Bruno Carazza — Eu vejo que a oposição, pelo menos nesse início de governo, está um pouco desnorteada. O papel de liderança exercido pelo PT parece abalado ainda pelo resultado das últimas eleições presidenciais. Nas articulações em relação à eleição tanto da Câmara quanto do Senado, o PT perdendo esse protagonismo da liderança da oposição. A gente vê uma mobilização muito maior de partidos como o PSOL ou mesmo PCdoB ou parcelas mais à esquerda do PSB, do PDT do Ciro, tentando articular uma frente e cogitando, inclusive, manter o PT fora dessa base unida de oposição.

A oposição começa esse governo Bolsonaro um pouco desarticulada, mas eu acredito que haverá um rearranjo dessa oposição, principalmente em relação a temas que são caros à oposição, como, por exemplo, a oposição à reforma da Previdência, então ela vai buscar se articular. Certamente, as categorias vão buscar apoio dessa oposição para manter os seus benefícios, os seus privilégios, então acho que a própria colocação em discussão da reforma da Previdência vai ter um papel de gerar uma rearticulação da oposição.

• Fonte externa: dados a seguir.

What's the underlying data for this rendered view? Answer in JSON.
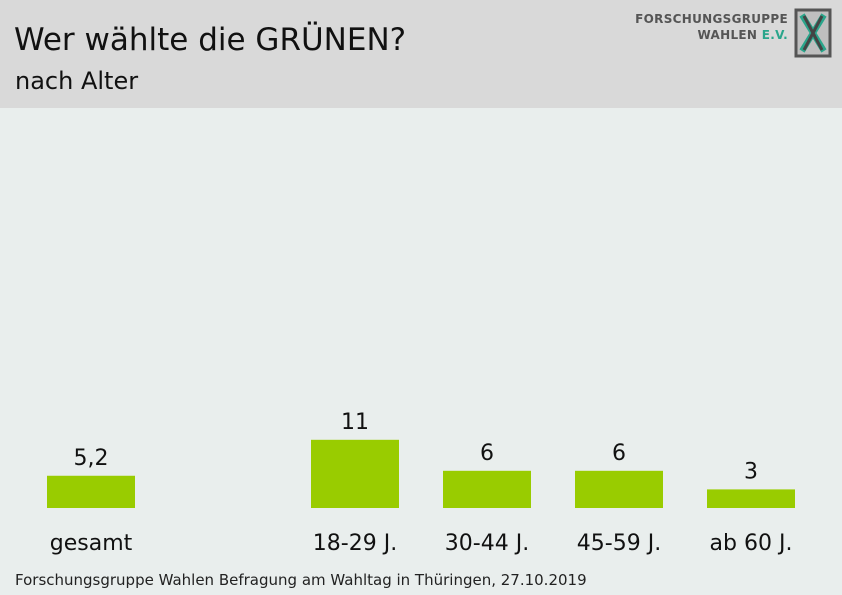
{
  "header": {
    "title": "Wer wählte die GRÜNEN?",
    "subtitle": "nach Alter"
  },
  "logo": {
    "line1": "FORSCHUNGSGRUPPE",
    "line2_main": "WAHLEN",
    "line2_accent": "E.V."
  },
  "footer": {
    "source": "Forschungsgruppe Wahlen Befragung am Wahltag in Thüringen, 27.10.2019"
  },
  "colors": {
    "bar": "#99cc00",
    "background": "#e9eeed",
    "header_bg": "#d9d9d9",
    "logo_accent": "#2aa58b"
  },
  "chart_data": {
    "type": "bar",
    "title": "Wer wählte die GRÜNEN?",
    "subtitle": "nach Alter",
    "categories": [
      "gesamt",
      "18-29 J.",
      "30-44 J.",
      "45-59 J.",
      "ab 60 J."
    ],
    "values": [
      5.2,
      11,
      6,
      6,
      3
    ],
    "value_labels": [
      "5,2",
      "11",
      "6",
      "6",
      "3"
    ],
    "ylim": [
      0,
      35
    ],
    "grid": false,
    "legend": "none"
  }
}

Nesse cenário que se apresenta, o pacote anticorrupção do ministro Sergio Moro tem mais chances no Congresso?
Bruno Carazza — Eu acredito que a resistência ao pacote do ministro Moro talvez seja maior no STF do que até mesmo dentro do Congresso. A gente sabe que há um sentimento generalizado na população de que algo precisa ser feito em relação ao combate à criminalidade e à corrupção, então o pacote do ministro Moro é até emblemático ser a primeira grande medida que o governo anuncia.

Antes mesmo dos detalhes da reforma da Previdência vêm os detalhes da reforma de todo o aparato legal sobre segurança pública e corrupção. Há uma base no Congresso muito favorável a essa agenda, principalmente a bancada da bala e setores mais conservadores do Congresso, eles tendem a apoiar as medidas. Acho que as perspectivas de aprovação do pacote do Moro são muito boas no Congresso, mas tenho dúvidas sobre qual vai ser a reação do Supremo. Eu acho que o maior risco ao pacote do Moro está do outro lado da Praça dos Três Poderes, justamente no STF.

Muito já se falou a respeito das eleições do ano passado, a gente comentou um pouco disso há algumas questões. Parece, sobretudo pelo que aconteceu no último fim de semana, que a opinião pública e a população de um modo geral tendem a pressionar mais os parlamentares via mídias sociais, por exemplo. Essa percepção é correta? Quais são as consequências disso?
Bruno Carazza — Se há um lado positivo dessa polarização tão traumática que a gente vivenciou nos últimos anos, desde pelo menos o impeachment ou, se a gente for um pouco mais atrás, desde as manifestações de 2013, culminando nas eleições agora de 2018, justamente essa é a maior mobilização da sociedade em acompanhar a política brasileira.

Vejo com bons olhos o fato de que a política voltou a ser um assunto que ocupa as mesas de bar, os almoços familiares, então isso eu acho um ponto positivo. Sem dúvida nenhuma, é louvável o fato de que a população acompanhe as votações e pressione nossos representantes a respeito do seu comportamento no dia a dia, no exercício dos seus mandatos. O que é arriscado nesse processo, o que é preocupante, é o fato de certos parlamentares começarem a pautarem as suas decisões com base exclusivamente na repercussão nas redes sociais.

Não se trata apenas de dizer se é a favor ou contra a reforma da Previdência. A reforma da Previdência tem uma série de nuances, uma série de pontos que estão sendo colocados que têm que ser analisados, têm que ser sopesados, têm que ser balizados com números e com estudos, então quando o parlamentar começa a pautar a sua ação, a sua decisão apenas com o que as redes sociais estão sinalizando, isso gera um risco de produzirmos uma legislação que não seja ótima do ponto de vista social.